採寸をして、肌着選びも同時に進めます。左側はランジェリー・コンシェルジュ

 この日、サービスを受けたのは30代のA子さんで、申し込んだコースは「オフィススタイル」。「仕事着として幅広い年代層の方から好感を持たれて、おしゃれ着にも使えるような服がほしい」という希望です。

 彼女の前に顔をそろえたのは、カラー診断をする「カラーアナリスト」、洋服に関するアドバイスをする「フィッティングアドバイザー」、肌着の専門家「ランジェリーコンシェルジュ」の3人のスペシャリスト。それぞれの分野から顧客にアドバイスしていきます。
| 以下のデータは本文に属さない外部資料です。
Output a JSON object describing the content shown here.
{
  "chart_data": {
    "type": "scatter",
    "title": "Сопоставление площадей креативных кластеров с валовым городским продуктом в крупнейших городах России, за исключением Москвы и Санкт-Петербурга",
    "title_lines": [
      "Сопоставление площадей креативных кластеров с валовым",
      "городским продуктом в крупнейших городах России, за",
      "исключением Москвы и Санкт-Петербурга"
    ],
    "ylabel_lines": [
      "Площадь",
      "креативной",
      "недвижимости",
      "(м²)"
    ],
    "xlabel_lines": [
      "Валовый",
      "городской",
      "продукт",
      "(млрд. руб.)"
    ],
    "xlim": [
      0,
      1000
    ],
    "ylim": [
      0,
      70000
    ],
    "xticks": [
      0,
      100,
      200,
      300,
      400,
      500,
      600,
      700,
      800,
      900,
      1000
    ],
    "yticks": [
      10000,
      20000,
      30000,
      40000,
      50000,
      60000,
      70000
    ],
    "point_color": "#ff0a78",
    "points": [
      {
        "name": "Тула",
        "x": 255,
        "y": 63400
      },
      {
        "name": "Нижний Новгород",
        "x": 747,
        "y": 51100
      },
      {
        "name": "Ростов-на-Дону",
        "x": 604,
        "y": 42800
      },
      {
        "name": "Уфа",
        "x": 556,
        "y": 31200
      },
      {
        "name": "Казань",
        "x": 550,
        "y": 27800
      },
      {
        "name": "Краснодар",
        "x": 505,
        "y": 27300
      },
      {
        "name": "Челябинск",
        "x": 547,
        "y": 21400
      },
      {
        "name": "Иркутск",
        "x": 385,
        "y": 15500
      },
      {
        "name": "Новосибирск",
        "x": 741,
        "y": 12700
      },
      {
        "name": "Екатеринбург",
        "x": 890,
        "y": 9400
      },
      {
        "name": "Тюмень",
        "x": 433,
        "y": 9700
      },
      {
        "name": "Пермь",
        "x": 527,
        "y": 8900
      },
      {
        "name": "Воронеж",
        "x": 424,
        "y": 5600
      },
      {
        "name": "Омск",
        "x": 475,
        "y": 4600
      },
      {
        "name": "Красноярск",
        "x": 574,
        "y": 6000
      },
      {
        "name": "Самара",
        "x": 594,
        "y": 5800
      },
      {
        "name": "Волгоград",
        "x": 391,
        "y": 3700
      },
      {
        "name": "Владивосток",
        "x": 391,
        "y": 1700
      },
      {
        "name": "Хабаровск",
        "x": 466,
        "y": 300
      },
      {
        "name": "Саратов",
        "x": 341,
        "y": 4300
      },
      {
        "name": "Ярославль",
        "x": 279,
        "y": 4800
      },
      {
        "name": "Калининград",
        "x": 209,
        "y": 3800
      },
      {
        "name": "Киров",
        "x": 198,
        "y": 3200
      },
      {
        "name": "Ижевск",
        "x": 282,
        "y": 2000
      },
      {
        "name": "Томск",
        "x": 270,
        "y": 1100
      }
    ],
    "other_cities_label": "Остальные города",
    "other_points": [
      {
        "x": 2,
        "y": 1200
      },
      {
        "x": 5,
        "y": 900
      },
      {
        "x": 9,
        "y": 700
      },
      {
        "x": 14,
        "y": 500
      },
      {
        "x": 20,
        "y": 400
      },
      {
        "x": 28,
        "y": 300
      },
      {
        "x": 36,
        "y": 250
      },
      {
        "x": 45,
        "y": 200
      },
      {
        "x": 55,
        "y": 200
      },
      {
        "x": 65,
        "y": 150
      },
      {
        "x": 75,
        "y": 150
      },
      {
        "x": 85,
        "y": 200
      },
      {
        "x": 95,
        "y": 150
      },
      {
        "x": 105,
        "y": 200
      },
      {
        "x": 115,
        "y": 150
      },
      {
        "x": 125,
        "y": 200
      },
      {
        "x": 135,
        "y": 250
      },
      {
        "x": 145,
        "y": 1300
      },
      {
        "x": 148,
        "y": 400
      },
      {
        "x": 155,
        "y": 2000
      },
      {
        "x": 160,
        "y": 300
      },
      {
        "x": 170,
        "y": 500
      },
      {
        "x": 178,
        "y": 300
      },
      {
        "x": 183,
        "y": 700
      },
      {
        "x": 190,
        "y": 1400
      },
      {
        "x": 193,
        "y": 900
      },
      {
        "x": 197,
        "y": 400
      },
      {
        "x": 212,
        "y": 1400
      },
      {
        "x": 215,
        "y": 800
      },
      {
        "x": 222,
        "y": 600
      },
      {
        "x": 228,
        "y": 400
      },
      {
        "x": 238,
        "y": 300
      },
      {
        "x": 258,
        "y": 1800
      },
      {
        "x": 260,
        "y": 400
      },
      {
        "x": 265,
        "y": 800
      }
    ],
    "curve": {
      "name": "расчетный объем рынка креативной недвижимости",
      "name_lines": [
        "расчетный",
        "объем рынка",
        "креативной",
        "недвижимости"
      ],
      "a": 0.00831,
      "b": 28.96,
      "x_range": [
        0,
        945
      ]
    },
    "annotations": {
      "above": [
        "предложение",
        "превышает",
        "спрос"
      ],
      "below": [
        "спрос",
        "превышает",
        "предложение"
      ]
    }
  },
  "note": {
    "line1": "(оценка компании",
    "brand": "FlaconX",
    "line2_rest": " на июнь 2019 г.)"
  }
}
 まずはカラー診断。様々な色の布(ドレープ)を顔のそばで次々とめくりながら、顔映りの変化を確かめていきます。瞳の色や髪色、肌色によって、似合うカラーは変わります。目や顔の印象がはっきりした感じに見える色もあれば、逆に、ほうれい線が目立ってしまうケースもあるそうです。A子さんに似合うのは、濃くて鮮やかなロイヤルブルーなどの色。アクセサリーを選ぶなら、シルバー系という診断でした。

 次に、いよいよ試着です。採寸して体形にぴったり合ったランジェリーを身に着け、服を試着していきます。販売担当マネージャーの橿渕かしふち麻衣子さんは「ふだんのお悩みを聞きながら試着を進めていくと、ランジェリーの効果に目覚める方が多いですね。洋服をすてきに見せるのが肌着の役割。それを実感しつつ、ブランドの枠を超えて、時間が許す限り、お客様にいろいろな服を試着していただければ」と話します。

 黒のジャケットをベースにインナーには鮮やかなイエローのセーター、ボトムは落ち感のあるワイドパンツというA子さんのコーディネートが完成しました。

 次に、インナーを白が基調の柄物ブラウス、ボトムには鮮やかなイエローのフレアスカートをコーディネートし、春らしくやわらかい印象に。

 さらに、ジャケットを変えずに、インナーをワイン色のニットへ。ボトムは2色遣いのスカートと合わせてシャープな印象に。パンツスタイルが多いというA子さんですが、黒のジャケットでもコーディネート次第でおしゃれ着に見えるなど、多様な着こなしができるので、すっかり気に入ったそうです。

 180分のコースの最後には、気に入ったコーディネート写真を各スペシャリストからのコメント入りでもらえます。試着したものを買うか買わないかは顧客の自由。とはいえ、申し込み時から必要に迫られている人が多いためか、このサービスの利用客は、トータルのコーディネートで買い求めるケースが目立ち、リピーターになる人も多いそうです。

 こうした婦人服のコンシェルジュサービスは、他の百貨店も取り組んでいます。

 東京・渋谷の東急百貨店では、「パーソナルカラー診断」などによって利用客の個性が引き立つ装いを提案する「婦人・紳士ファッションコーディネートサービス」があります。約90分で3000円(税込み)ですが、4月3日までは予約いっぱいの状態。それ以降の予約は、3月21日午前0時に受け付けを始めるそうです。

 東京・銀座の松屋も3月23日から、「ファッションコンサルティングサービス」を始める予定です。ターゲットにしているのは、管理職の女性。「年齢や立場にふさわしいファッションにしたい」「的確なアドバイスを受けたい」という人で、所要時間は約150分。料金は、2回分で5000円(税別)。ただし、2回目は、初回から1年以内の利用に限定しているそうです。

 ふだんマニッシュなパンツスタイルが多くても、雰囲気を変えたドレッシーな装いもしてみたい。こうしたサービスは、有料ながら、そんな女ごころをとらえているのかもしれません。